There are approximately 10 million Armenians worldwide, and Garebian is one of a minority of diaspora writers who write only in English. He attributes the award chiefly to his two books, Pain: Journeys Around My Parents (a memoir published in 2000 and long out of print), and Children of Ararat (a collection of poetry about his Armenian father and the Armenian genocide of 1915).

But he has also signed numerous petitions advancing Armenian causes nationally and internationally, and written articles and reviews related to Armenian history and culture, though he neither speaks nor writes Armenian.

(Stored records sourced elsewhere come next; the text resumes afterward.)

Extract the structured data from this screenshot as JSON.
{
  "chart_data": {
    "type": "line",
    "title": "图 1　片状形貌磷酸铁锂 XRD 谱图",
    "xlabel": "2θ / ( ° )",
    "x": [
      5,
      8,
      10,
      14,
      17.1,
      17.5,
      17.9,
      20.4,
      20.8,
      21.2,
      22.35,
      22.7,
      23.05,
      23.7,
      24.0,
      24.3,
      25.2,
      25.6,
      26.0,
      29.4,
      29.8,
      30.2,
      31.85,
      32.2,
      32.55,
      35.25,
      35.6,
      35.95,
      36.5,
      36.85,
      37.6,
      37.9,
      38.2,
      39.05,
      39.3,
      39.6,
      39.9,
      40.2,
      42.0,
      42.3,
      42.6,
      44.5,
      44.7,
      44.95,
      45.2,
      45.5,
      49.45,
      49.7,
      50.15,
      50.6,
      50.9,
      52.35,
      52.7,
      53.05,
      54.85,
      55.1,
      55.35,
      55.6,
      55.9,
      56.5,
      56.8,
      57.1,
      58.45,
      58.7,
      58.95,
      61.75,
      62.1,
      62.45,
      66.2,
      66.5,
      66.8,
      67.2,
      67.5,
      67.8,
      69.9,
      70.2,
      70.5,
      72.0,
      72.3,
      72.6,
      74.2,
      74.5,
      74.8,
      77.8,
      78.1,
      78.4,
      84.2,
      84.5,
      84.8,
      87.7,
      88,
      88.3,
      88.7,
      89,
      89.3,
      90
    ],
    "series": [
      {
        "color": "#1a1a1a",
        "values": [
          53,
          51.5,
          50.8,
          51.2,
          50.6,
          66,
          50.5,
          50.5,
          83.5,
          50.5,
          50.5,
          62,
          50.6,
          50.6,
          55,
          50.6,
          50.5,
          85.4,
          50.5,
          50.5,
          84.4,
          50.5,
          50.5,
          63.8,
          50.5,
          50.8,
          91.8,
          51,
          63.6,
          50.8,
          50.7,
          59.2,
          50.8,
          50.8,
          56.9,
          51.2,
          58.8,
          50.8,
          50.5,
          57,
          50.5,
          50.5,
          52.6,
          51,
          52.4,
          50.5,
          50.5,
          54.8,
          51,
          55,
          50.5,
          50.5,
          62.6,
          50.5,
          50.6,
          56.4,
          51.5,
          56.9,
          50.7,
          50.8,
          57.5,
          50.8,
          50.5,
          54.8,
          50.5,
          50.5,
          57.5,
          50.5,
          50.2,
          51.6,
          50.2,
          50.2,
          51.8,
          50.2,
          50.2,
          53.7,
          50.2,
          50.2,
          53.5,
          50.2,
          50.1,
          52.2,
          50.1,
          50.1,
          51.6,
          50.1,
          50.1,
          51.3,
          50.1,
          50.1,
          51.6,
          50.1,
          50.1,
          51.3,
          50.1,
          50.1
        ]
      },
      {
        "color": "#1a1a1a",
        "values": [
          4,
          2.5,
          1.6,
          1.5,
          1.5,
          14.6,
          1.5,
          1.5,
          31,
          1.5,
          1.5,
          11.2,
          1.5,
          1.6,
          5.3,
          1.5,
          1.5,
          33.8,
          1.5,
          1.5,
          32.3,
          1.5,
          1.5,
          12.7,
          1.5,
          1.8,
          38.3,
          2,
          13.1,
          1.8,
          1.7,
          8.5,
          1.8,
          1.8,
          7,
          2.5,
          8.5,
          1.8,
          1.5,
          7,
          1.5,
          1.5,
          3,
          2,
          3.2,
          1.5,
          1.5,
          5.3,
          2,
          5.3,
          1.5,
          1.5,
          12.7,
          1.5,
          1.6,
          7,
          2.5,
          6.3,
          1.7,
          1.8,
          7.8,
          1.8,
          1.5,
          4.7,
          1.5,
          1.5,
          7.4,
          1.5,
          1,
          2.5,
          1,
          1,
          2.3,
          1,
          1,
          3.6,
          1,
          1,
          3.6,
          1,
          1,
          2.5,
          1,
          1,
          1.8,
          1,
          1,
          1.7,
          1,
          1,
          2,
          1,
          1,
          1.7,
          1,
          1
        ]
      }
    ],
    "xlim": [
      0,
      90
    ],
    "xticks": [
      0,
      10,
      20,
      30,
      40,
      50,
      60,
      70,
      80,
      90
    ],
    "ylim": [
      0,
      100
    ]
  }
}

Garebian was one of two writers to receive the Saroyan Medal, the other being Peter Surian of the U.S., who was honoured for his novels. Both men were invited delegates to the 5th Conference of Diaspora Writers Who Compose in Other Languages held in Yerevan, Armenia’s capital, July 12-15.

The honour, which came on Garebian’s 70th birthday, caught him completely by surprise. One moment he was sitting in a roomful of people, then someone was saying: “You’d better get up there … they’re giving you a medal.”

In his impromptu acceptance speech, Garebian noted that he was visiting a country that his Armenian-born father could not and did not return to, and that he somehow felt was causing him to be re-born in a spiritual and cultural sense.

“It’s such a thrill because the medal is given to so few people. I believe I’m only the second Canadian to receive one,” he told The News.

Even though Garebian’s life has been largely shaped by what his family went through during the Armenian genocide (“I have inherited the obsession of a survivor”), he himself was born in India and had never set foot in the country until this month. Besides not being able to speak Armenian, he explains his family’s old home is now part of Turkey.

One of his visits was to the Armenian Genocide Memorial. “Outside, I was fine, but once I went inside and looked around I lost it — and wept. Memories of all my family’s suffering came back … it was a tsunami.”

Garebian says the Writers’ Union of Armenia has expressed an interest in translating his two Armenian-themed books to coincide with the 100th anniversary of the genocide in 2015.